Saka meminta jawaban dari papanya dan Bumi hanya terdiam, dia tidak menemukan jawaban hingga pria tampan itu menoleh ke arah sampingnya, Jeonny seakan sudah siap bila Saka bertanya padanya.
“Papa ngga mau jelasin? Om Jeon, please explain this.” pinta Saka, memegang erat foto ditangan dan merematnya.
“Foto-foto itu asli dari orang terpercaya.” kata Jeonny melonggarkan dasi yang ia gunakan karena sedikit gugup. “Dan iya betul, itu adalah Nyonya Besar dan Pak Bintoro Soemarto, ayah Bian.” lanjutnya.
“How long? Berapa lama kalian umpetin ini?” tanya Saka, meminta penjelasan lebih.
“Sudah berjalan 3 tahun, Tuan Muda.” jawab Jeonny.
“3 tahun? Ini sebelum aku lamaran sama Bian lho!” suara Saka semakin meninggi. Kepalanya terasa berat dan dadanya mulai sakit, dia tidak percaya dengan apa yang ibunya lakukan. “Dan papa diem aja?” tanyanya lagi kepada sang ayah.

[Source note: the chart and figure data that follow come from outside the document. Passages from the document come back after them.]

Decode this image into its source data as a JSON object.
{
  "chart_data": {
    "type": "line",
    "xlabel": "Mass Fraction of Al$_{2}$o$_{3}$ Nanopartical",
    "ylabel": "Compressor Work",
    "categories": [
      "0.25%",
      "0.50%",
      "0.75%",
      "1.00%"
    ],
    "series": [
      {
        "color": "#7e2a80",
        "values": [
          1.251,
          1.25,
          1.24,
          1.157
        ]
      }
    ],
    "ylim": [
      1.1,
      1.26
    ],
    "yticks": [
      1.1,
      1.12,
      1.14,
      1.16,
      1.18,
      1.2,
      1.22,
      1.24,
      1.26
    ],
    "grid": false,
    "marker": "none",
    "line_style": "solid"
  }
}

“Ini tuh gila! Buat apa Mama maksa Saka buat nikahin Bian kalau mama sendiri punya affair sama Om Bintoro?” tanya Saka lagi. Bingung.

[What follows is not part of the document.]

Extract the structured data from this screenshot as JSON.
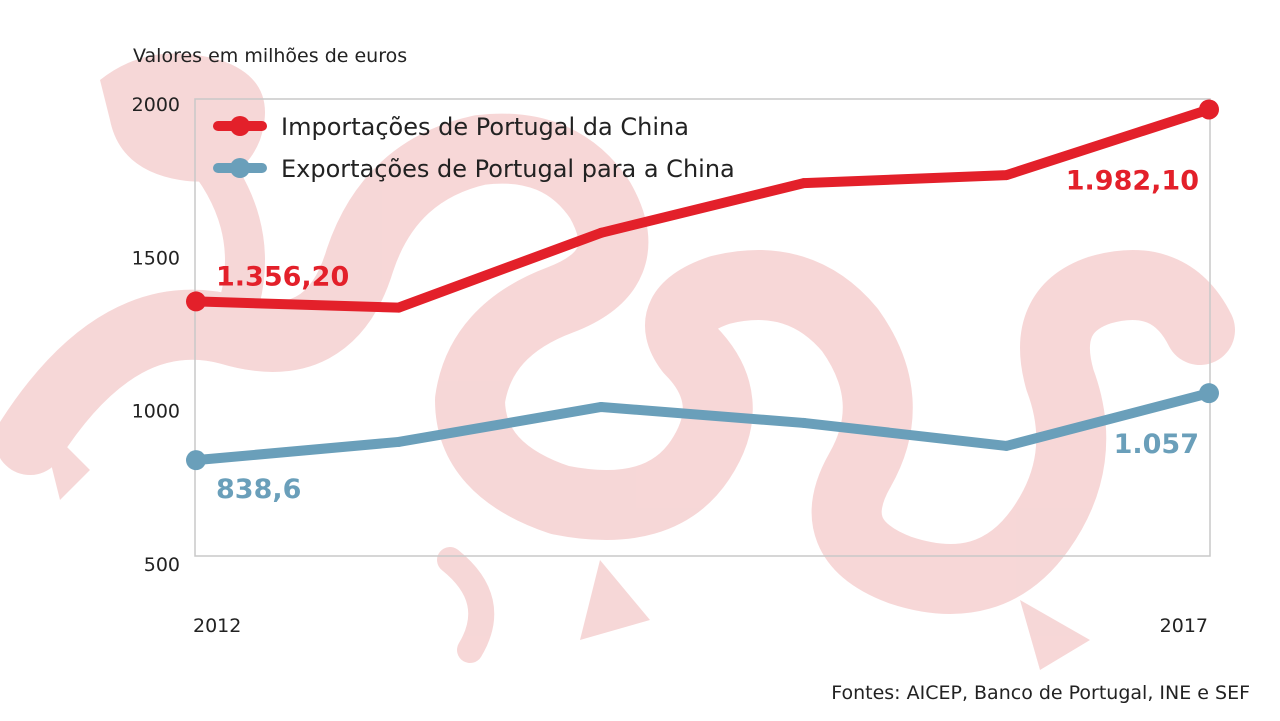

“Papa bukannya diam saja, papa sudah tahu sebenarnya, tapi tidak ada bukti konkret sehingga papa juga tidak bercerita kepada kamu.” jawab Bumi.

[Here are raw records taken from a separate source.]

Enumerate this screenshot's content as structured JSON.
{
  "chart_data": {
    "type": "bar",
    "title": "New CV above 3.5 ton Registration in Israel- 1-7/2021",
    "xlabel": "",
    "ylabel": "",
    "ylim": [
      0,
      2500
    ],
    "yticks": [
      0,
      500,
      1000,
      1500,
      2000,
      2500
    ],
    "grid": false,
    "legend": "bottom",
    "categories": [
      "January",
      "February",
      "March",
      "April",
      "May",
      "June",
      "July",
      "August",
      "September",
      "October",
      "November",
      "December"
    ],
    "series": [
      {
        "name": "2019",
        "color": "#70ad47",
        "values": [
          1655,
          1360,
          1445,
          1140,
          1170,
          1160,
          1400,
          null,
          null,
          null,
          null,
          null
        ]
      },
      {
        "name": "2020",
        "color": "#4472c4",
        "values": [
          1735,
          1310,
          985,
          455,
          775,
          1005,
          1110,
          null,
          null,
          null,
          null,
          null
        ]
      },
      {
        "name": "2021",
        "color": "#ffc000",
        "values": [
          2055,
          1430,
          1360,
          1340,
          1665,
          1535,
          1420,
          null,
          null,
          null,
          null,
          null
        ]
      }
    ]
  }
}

“Om tau?” tanya Saka, melihat ke arah Jeonny dan dibalas anggukan yakin oleh personal assistant sang ayah.
“Wow!” Saka menepuk kedua telapak tangannya ramai. “Jadi, cuma aku yang ngga tau apa-apa di sini?” lanjutnya.
“Hebat, jadi boneka Ibu Ratu dan Papa buat nikah sama orang yang sama sekali ngga aku inginkan, taunya Mama selingkuh sama calon besannya sendiri. Acting kalian semua jago sih!” nada kecewa muncul dari bibir Saka. Jelas dia kecewa, bagaimana tidak bila dia dipaksa menikah dengan pria yang tidak dia inginkan, ditambah lagi ibunya berselingkuh dengan ayah dari tunangannya? Ini semua gila menurut Saka, sulit untuk dia cerna.
“Tenang, Saka. Kita melakukan ini untuk memberi kamu bukti yang jelas, dan Pak Bumi tidak ada maksud untuk menutupinya dari kamu.” jelas Jeonny pada Saka sembari menepuk bahu Saka, mencoba menenangkan pria di 30 tahunan itu, memintanya untuk sabar dan menerima kenyataan.
“Papa mau kamu beresin ini semua.” kata Bumi, menatap mata anaknya yang sedang menatapnya tajam.
“Kenapa harus?” tanya Saka.
“Karena kita harus menyelesaikan ini semua bukan?” tanya Bumi.
“Apa untungnya buat Saka?” tanya Saka balik, menantang papanya. Bumi tertawa mendengar pertanyaan dari anaknya.
“Haha, CEO sekali gaya kamu sekarang?” ejek Bumi.
“Sure, namanya belajar dari pengalaman.” jawab Saka tak kalah nyinyir.
“Jadi, apa yang aku dapet kalau bisa beresin ini?” tanyanya.
“Hm.. apa yang kamu dapatkan?” tanya Bumi mengulangi pertanyaan anaknya, memegang dagunya seperti berfikir dan kembali menyilangkan kedua tangannya di depan dada.
“Arka!” jawab Bumi yakin, Saka menatap tak percaya papanya, mengganti pandangannya menatap kepada Jeonny yang notabene adalah ayah dari nama pria yang papanya sebutkan, sama, Om Jeonny-nya masih tersenyum. Kedua pria paruh baya itu tidak bergeming, dan tetap serius menatapnya.
“Ok! Aku harus apa?” tanya Saka tanpa berpikir panjang untuk menyetujui apapun resikonya. Taruhannya adalah pria yang sangat ia rindukan, tentu dia tidak akan mengabaikan kesempatan ini.
Jeonny tertawa renyah ketika mendengar Saka langsung menyetujuinya. “Mudah sekali ternyata meluluhkan Tuan Muda.” kata ayah dari 2 anak itu.
“Pasti Om, ini Arka taruhannya.” jawabnya. “I’ll do anything for him. Anything. Now is your turn, Pa. Apa yang harus Saka lakukan?” lanjutnya antusias.
“Then, siapkan press conference untuk memutuskan pertunangan kamu.” kata Bumi tenang.
Saka terkejut mendengarnya, perasaannya malam ini campur aduk. Senang karena akhirnya dia memiliki alasan untuk memiliki Arka tanpa adanya Bian, namun disamping itu ia juga sangat kecewa dengan apa yang sudah mamanya lakukan selama 3 tahun belakangan ini.